Zimbabwe aide: I feared Robert Mugabe lynching
- Published
An aide to Zimbabwe's former president, Robert Mugabe, has said he feared civilians could "drag out and lynch" the leader in a "Libyan scenario".
During Mr Mugabe's last week in office, he was under house arrest as the military staged a takeover which would eventually oust him.
"I started visualising an image of Muammar Gaddafi," Mr Mugabe's former spokesman George Charamba said.
He was speaking to Zimbabwe's privately owned Daily News site, external.
Recalling the last days of Mr Mugabe's 37-year rule, Mr Charamba said the 93-year-old wanted "to go on his own terms" and had to be warned of the dangers following the military's intervention and the outbreak of protests.
While Mr Mugabe was held at his lavish Blue Roof mansion, negotiations over his future were being thrashed out between military generals, Catholic priests, political aides and South African envoys.

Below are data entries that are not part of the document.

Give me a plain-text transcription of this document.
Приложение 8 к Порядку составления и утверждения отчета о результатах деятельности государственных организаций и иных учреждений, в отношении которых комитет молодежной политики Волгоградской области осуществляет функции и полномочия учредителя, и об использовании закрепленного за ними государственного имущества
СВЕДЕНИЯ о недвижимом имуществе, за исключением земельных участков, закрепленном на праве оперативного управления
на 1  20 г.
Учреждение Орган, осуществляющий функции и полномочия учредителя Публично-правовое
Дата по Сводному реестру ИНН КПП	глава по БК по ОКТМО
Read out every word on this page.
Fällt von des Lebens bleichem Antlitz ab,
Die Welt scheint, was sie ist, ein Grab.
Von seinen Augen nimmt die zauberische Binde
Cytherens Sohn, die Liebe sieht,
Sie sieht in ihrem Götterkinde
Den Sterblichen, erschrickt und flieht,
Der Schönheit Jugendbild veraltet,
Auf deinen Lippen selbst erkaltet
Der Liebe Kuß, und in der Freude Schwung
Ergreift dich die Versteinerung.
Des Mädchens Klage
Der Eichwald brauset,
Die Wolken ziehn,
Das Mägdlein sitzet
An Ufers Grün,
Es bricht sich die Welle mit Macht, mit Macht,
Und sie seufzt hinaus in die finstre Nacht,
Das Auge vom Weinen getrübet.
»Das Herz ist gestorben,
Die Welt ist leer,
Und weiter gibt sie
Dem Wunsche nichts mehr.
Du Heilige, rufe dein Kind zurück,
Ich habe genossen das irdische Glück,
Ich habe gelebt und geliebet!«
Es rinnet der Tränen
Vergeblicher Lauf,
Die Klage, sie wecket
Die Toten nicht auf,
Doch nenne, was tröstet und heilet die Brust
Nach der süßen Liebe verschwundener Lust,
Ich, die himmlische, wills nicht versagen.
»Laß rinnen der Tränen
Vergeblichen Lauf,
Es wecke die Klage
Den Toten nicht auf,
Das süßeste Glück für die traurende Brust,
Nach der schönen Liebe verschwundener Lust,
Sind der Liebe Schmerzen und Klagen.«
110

Mr Charamba says military officials informed the group that tens of thousands of protesters calling for the president's resignation could target Mr Mugabe personally.
"It was possible because the soldiers said 'we cannot turn our guns on civilians who are marching against the president and spill blood,'" the Daily News reports Mr Charamba as saying.
Libya's former leader Muammar Gaddafi was captured then killed in 2011 following an uprising against his four-decade rule.